Bud’s anger turned to a resolve to learn the Russian language better than that guard.

At 21 he began studying Russian at Florida State. He later transferred to the University of Washington for a more intensive Russian program, where he also met his wife Mary. He finally graduated from the University of Oregon where he was able to study under professors Efgeeny Yoreavich and Tanya Goragorfskaya who had both defected from Soviet Russia. Bud also received a scholarship to live in the Soviet Union for eight months and learn every nuance of the Russian language.

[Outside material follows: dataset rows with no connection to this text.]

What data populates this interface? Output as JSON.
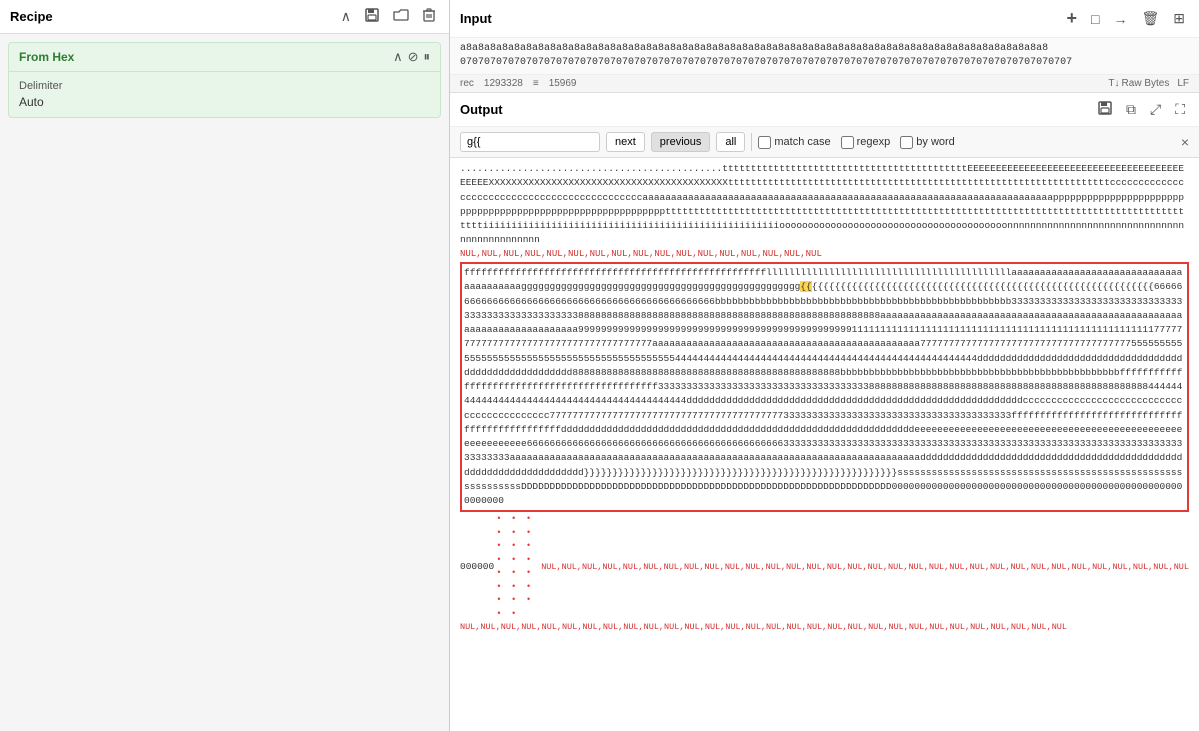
{
  "left": {
    "recipe_title": "Recipe",
    "from_hex_title": "From Hex",
    "delimiter_label": "Delimiter",
    "delimiter_value": "Auto"
  },
  "input": {
    "title": "Input",
    "content_line1": "a8a8a8a8a8a8a8a8a8a8a8a8a8a8a8a8a8a8a8a8a8a8a8a8a8a8a8a8a8a8a8a8a8a8a8a8a8a8a8a8a8a8a8a8a8a8a8a8a8",
    "content_line2": "070707070707070707070707070707070707070707070707070707070707070707070707070707070707070707070707070707",
    "rec_label": "rec",
    "rec_value": "1293328",
    "lines_icon": "≡",
    "lines_value": "15969",
    "raw_bytes": "Raw Bytes",
    "lf": "LF"
  },
  "output": {
    "title": "Output",
    "search_placeholder": "g{{",
    "btn_next": "next",
    "btn_previous": "previous",
    "btn_all": "all",
    "cb_match_case": "match case",
    "cb_regexp": "regexp",
    "cb_by_word": "by word",
    "content_before": "..............................................tttttttttttttttttttttttttttttttttttttttttttEEEEEEEEEEEEEEEEEEEEEEEEEEEEEEEEEEEEEEEEEEEXXXXXXXXXXXXXXXXXXXXXXXXXXXXXXXXXXXXXXXXXXtttttttttttttttttttttttttttttttttttttttttttttttttttttttttttttttttttcccccccccccccccccccccccccccccccccccccccccccccaaaaaaaaaaaaaaaaaaaaaaaaaaaaaaaaaaaaaaaaaaaaaaaaaaaaaaaaaaaaaaaaaaaaaaaappppppppppppppppppppppppppppppppppppppppppppppppppppppppppptttttttttttttttttttttttttttttttttttttttttttttttttttttttttttttttttttttttttttttttttttttttttttttttiiiiiiiiiiiiiiiiiiiiiiiiiiiiiiiiiiiiiiiiiiiiiiiiiiiioooooooooooooooooooooooooooooooooooooooonnnnnnnnnnnnnnnnnnnnnnnnnnnnnnnnnnnnnnnnnnnnn",
    "null_line_before": "NUL,NUL,NUL,NUL,NUL,NUL,NUL,NUL,NUL,NUL,NUL,NUL,NUL,NUL,NUL,NUL,NUL",
    "highlight_content": "ffffffffffffffffffffffffffffffffffffffffffffffffffffflllllllllllllllllllllllllllllllllllllllllllaaaaaaaaaaaaaaaaaaaaaaaaaaaaaaaaaaaaaaaaggggggggggggggggggggggggggggggggggggggggggggggggg{{{{{{{{{{{{{{{{{{{{{{{{{{{{{{{{{{{{{{{{{{{{{{{{{{{{{{{{{{{{{{{{{{{66666666666666666666666666666666666666666666666bbbbbbbbbbbbbbbbbbbbbbbbbbbbbbbbbbbbbbbbbbbbb3333333333333333333333333333333333333333338888888888888888888888888888888888888888888888888aaaaaaaaaaaaaaaaaaaaaaaaaaaaaaaaaaaaaaaaaaaaaaaaaaaaaaaaaaaaaaaaaaaaaaaaaaaa9999999999999999999999999999999999999999999999999911111111111111111111111111111111111111111111111777777777777777777777777777777777777777aaaaaaaaaaaaaaaaaaaaaaaaaaaaaaaaaaaaaaaaaaaa7777777777777777777777777777777777555555555555555555555555555555555555555555555544444444444444444444444444444444444444444444444444444444ddddddddddddddddddddddddddddddddddddddddddddddddddddddd88888888888888888888888888888888888888888888888bbbbbbbbbbbbbbbbbbbbbbbbbbbbbbbbbbbbbbbbbbbbbbbbbffffffffffffffffffffffffffffffffffffffffff33333333333333333333333333333333333333888888888888888888888888888888888888888888444444444444444444444444444444444444444444444ddddddddddddddddddddddddddddddddddddddddddddddddddddddddccccccccccccccccccccccccccccccccccccccccccc777777777777777777777777777777777777777773333333333333333333333333333333333333333fffffffffffffffffffffffffffffffffffffffffffddddddddddddddddddddddddddddddddddddddddddddddddddddddddddeeeeeeeeeeeeeeeeeeeeeeeeeeeeeeeeeeeeeeeeeeeeeeeeeeeeeeeee6666666666666666666666666666666666666666333333333333333333333333333333333333333333333333333333333333333333333333333333aaaaaaaaaaaaaaaaaaaaaaaaaaaaaaaaaaaaaaaaaaaaaaaaaaaaaaaaaaaaaaaaaaddddddddddddddddddddddddddddddddddddddddddddddddddddddddddddddddd}}}}}}}}}}}}}}}}}}}}}}}}}}}}}}}}}}}}}}}}}}}}}}}}}}}}}}}ssssssssssssssssssssssssssssssssssssssssssssssssssssssssssssDDDDDDDDDDDDDDDDDDDDDDDDDDDDDDDDDDDDDDDDDDDDDDDDDDDDDDDDDDDDD0000000000000000000000000000000000000000000000000000000000",
    "bottom_line": "000000",
    "dot_line": "• • • • • • • • • • • • • • • • • • • • • • •",
    "null_line_after": "NUL,NUL,NUL,NUL,NUL,NUL,NUL,NUL,NUL,NUL,NUL,NUL,NUL,NUL,NUL,NUL,NUL,NUL,NUL,NUL,NUL,NUL,NUL,NUL,NUL,NUL,NUL,NUL,NUL,NUL,NUL,NUL",
    "null_line_bottom": "NUL,NUL,NUL,NUL,NUL,NUL,NUL,NUL,NUL,NUL,NUL,NUL,NUL,NUL,NUL,NUL,NUL,NUL,NUL,NUL,NUL,NUL,NUL,NUL,NUL,NUL,NUL,NUL,NUL,NUL"
  }
}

In 1988, married to Mary with the first of their three children, Bud enlisted in the Army and was sent to the Defense Language Institute (DLI). That took him to a whole new level in the Russian language, one he speaks without a Southern accent.

Advising Dignitaries and Soldiers

Enter Commissioner Blake’s office today, and you will see large white boards filled with arrows, lists and plans. It is a method he used in his career in Army intelligence to plan missions where mistakes meant losing soldiers’ lives.

“It was better to see mistakes on the board than make mistakes on the mission,” Bud suggests.

Bud Blake
Bud Blake “on the ground” after a 48-hour mission and no sleep. The donkey hut to the right was his hooch. Photo credit: Bud Blake

Bud was a high-ranking officer who spent many months on the ground in Iraq. By the time he served in Afghanistan from 2011 to 2012, he was a lieutenant colonel advising nations’ leaders.

“Ambassadors would fly in for an intel brief—to find out where the bad guys were hiding, where they would go next and what they would have in their hands to kill them,” explains Bud.

Bud also served in the U.S. Army Special Forces and routinely advised SEAL teams.

“I was the devil’s advocate, I ‘painted red’, as they would say. I was on the ground with a lot of ops guys and could paint the whole picture for them,” Bud says.

On the Ground

In his short time as a commissioner, Bud has made things happen by being on the ground in the county, working with others on issues.

“Every one of my meetings starts off with ‘What is your BLUF?’ or ‘Bottom Line Up Front?’”, says the seasoned leader. “Tell me what you need. Is it money, or a machine, or people? Don’t sugar-coat it, or you might as well get up and leave. It is the way I was in the military.”

Bud Blake
Bud Blake cares deeply about people and the place he calls home. Photo credit: Barb Lally

People often tell Bud that he is a breath of fresh air because he listens.

“Thurston County is diverse from its people, to its rate of growth, to its geography,” explains Bud, who enjoys the opportunity to unite people for solutions. “If you are not listening to people on all sides of life, then you shouldn’t be serving the public here.”

Bud retired from the military at Joint Base Lewis-McChord in 2013 after 25 years of service. He was elected to office a year later and has been out and about in our communities ever since.

“You need to be out there with the people to know what is going on,” Commissioner Blake finishes. “My philosophy is to always leave things better than I find them. People, the economy and the environment are paramount.”